Olimpiadi 2026, Regione Lombardia: "Fontana non ha confermato agenti Usa"

Nell'eventualità in cui personale di sicurezza americano dovesse essere presente a Milano, il suo ruolo sarebbe esclusivamente quello di "guardia del corpo" per le autorità governative.

(Prima Notizia 24)
Lunedì 26 Gennaio 2026
Milano - 26 gen 2026 (Prima Notizia 24)

Nell'eventualità in cui personale di sicurezza americano dovesse essere presente a Milano, il suo ruolo sarebbe esclusivamente quello di "guardia del corpo" per le autorità governative.

La Regione Lombardia interviene con una nota di chiarimento per definire l'esatto perimetro delle dichiarazioni del governatore Attilio Fontana sulla gestione dell'ordine pubblico durante le prossime Olimpiadi. L'ente precisa che non esiste, allo stato attuale, alcuna conferma ufficiale circa lo schieramento di agenti dell'ICE statunitense sul territorio milanese o montano.

Secondo la nota ufficiale, il governatore non avrebbe confermato l'arrivo di personale federale americano, non disponendo di informazioni certe in merito. Il riferimento agli agenti della scorta sarebbe stato frutto di una valutazione puramente ipotetica, sollecitata da una domanda giornalistica che dava per assodata la presenza dell'agenzia USA. Palazzo Lombardia sottolinea che Fontana non ha inteso validare alcuna indiscrezione, limitandosi a descrivere quello che sarebbe il normale protocollo di tutela per alte cariche straniere.

La Regione ribadisce che, nell'eventualità in cui personale di sicurezza americano dovesse essere presente a Milano, il suo ruolo sarebbe esclusivamente quello di "guardia del corpo" per le autorità governative, come il vicepresidente J.D. Vance o il segretario di Stato Marco Rubio. Viene dunque respinta ogni interpretazione che attribuisca alla Regione Lombardia o al suo presidente il ruolo di fonte confermativa per la presenza di forze dell'ordine estere in occasione dei Giochi Milano-Cortina 2026.

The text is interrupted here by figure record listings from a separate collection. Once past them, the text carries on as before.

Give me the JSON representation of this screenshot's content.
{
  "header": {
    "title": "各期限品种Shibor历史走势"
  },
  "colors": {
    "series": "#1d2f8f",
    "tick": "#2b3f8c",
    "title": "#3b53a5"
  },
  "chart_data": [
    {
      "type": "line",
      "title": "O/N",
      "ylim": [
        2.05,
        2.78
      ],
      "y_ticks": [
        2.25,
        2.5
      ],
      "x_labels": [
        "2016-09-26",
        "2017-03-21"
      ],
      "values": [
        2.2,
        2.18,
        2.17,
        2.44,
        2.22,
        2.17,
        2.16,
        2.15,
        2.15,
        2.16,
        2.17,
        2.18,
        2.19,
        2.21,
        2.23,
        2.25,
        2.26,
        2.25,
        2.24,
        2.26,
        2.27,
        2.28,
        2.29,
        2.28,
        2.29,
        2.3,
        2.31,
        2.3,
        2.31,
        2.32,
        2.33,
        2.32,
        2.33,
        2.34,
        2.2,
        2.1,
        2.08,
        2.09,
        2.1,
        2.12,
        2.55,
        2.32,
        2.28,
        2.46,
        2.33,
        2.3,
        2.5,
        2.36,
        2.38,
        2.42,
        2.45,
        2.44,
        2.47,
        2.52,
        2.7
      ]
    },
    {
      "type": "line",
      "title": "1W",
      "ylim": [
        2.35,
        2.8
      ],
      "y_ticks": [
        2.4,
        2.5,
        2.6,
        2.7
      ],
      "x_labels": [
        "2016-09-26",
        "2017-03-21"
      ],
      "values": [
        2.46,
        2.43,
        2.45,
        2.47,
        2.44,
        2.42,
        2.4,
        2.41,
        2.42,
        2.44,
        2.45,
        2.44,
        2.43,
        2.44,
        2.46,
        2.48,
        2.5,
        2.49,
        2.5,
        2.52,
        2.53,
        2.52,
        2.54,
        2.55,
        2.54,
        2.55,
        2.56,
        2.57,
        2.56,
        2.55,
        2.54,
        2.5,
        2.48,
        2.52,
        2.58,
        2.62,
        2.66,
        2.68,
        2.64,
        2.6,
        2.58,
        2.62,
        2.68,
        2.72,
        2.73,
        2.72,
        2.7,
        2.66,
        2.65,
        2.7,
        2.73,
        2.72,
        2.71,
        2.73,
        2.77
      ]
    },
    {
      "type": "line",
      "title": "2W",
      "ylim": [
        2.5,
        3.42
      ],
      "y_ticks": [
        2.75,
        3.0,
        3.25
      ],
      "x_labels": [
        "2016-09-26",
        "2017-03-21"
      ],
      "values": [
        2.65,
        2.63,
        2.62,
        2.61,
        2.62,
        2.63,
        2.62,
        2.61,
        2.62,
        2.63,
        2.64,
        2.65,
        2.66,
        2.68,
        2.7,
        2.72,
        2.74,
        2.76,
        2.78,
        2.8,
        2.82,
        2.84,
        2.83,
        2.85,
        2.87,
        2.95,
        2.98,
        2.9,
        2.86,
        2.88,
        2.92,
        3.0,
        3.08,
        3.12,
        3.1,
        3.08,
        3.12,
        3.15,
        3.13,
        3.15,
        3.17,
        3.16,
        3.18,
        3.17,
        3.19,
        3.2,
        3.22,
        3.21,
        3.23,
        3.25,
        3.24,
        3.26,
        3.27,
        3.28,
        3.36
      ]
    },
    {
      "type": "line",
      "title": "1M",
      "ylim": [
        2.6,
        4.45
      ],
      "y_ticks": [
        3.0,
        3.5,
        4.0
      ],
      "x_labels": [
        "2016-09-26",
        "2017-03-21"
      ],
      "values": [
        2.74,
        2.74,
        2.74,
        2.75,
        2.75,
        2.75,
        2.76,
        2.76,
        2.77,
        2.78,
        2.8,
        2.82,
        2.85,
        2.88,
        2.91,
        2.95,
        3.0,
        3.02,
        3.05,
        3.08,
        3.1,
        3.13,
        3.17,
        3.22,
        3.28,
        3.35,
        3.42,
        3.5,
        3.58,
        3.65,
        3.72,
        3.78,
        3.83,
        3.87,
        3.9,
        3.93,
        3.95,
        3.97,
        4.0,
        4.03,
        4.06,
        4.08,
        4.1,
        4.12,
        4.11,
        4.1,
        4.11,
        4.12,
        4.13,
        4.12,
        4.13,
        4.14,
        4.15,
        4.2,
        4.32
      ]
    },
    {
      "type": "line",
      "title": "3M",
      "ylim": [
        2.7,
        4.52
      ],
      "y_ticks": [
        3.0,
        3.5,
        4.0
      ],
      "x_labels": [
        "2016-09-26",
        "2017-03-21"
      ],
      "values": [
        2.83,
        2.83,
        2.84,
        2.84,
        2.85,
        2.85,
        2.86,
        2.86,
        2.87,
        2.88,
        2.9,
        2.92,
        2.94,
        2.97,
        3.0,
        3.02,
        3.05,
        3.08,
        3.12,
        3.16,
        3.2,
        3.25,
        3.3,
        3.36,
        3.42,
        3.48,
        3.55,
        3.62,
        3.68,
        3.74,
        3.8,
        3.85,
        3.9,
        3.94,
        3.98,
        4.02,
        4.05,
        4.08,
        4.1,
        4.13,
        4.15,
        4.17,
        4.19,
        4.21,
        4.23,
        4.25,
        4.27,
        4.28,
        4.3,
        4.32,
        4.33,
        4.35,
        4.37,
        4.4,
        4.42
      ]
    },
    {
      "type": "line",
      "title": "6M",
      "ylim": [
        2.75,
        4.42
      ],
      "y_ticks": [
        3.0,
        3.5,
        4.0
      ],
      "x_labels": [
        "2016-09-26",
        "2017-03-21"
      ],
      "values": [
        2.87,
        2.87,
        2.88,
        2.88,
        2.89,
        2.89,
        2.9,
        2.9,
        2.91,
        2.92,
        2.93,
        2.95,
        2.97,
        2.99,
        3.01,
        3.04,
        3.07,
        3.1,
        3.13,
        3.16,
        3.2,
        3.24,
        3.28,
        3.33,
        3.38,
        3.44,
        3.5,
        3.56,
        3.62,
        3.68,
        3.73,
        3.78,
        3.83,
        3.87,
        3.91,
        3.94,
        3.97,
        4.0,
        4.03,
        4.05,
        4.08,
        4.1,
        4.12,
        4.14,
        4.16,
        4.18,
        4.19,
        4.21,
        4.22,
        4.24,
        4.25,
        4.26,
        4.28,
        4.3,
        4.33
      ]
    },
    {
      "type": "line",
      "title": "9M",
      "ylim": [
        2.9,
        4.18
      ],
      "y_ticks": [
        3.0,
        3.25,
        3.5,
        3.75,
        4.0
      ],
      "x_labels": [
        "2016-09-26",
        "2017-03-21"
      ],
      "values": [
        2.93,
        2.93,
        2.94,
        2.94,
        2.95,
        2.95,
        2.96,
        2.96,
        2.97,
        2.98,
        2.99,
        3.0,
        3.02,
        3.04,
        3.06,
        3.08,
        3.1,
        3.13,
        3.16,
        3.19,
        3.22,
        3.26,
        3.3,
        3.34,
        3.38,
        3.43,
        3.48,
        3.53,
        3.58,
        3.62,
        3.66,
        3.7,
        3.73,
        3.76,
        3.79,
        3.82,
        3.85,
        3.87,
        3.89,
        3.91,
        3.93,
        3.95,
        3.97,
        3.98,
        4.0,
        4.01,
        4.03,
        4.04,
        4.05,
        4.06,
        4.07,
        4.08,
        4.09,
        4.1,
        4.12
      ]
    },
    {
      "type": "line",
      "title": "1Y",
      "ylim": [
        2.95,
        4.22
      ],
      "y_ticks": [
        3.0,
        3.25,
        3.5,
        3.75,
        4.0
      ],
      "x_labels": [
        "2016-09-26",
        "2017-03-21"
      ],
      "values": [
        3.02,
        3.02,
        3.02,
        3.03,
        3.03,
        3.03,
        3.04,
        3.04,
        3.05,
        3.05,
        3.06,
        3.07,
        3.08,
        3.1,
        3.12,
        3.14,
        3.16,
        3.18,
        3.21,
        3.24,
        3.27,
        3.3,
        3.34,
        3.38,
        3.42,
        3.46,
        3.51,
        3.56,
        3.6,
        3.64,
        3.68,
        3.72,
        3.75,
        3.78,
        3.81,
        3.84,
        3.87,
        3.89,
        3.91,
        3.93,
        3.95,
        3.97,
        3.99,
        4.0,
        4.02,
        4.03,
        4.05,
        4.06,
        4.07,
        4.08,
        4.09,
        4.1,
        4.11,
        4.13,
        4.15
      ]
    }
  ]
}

Il governatore della Lombardia, Attilio Fontana, è intervenuto per fare chiarezza sulla partecipazione delle agenzie federali americane alla sicurezza dei Giochi di Milano-Cortina. La presenza dell'Ice (Immigration and Customs Enforcement) sarà strettamente funzionale alla protezione delle autorità di Washington e non inciderà sulla gestione dell'ordine pubblico cittadino.

"Il loro compito è limitato a fare la guardia del corpo a Vance e Rubio", ha precisato Fontana a margine di un incontro istituzionale. Il presidente ha rassicurato sulla natura "difensiva" dell'operazione, spiegando che la presenza di agenti USA è un protocollo standard per la tutela del vicepresidente e del Segretario di Stato americani. "Che ci siano loro o altri professionisti, il lavoro non cambia: garantire che non accada nulla alle personalità protette".

A chi chiedeva se le recenti ondate di violenza negli Stati Uniti potessero rappresentare un campanello d'allarme per l'Italia, Fontana ha risposto con fermezza: "È una realtà che non riguarda il nostro Paese". Secondo il governatore, la collaborazione tra le forze dell'ordine italiane e quelle internazionali rappresenta un valore aggiunto per l'evento: "I rapporti tra nazioni sono consolidati e questa cooperazione ci offre, di fatto, una garanzia di sicurezza in più".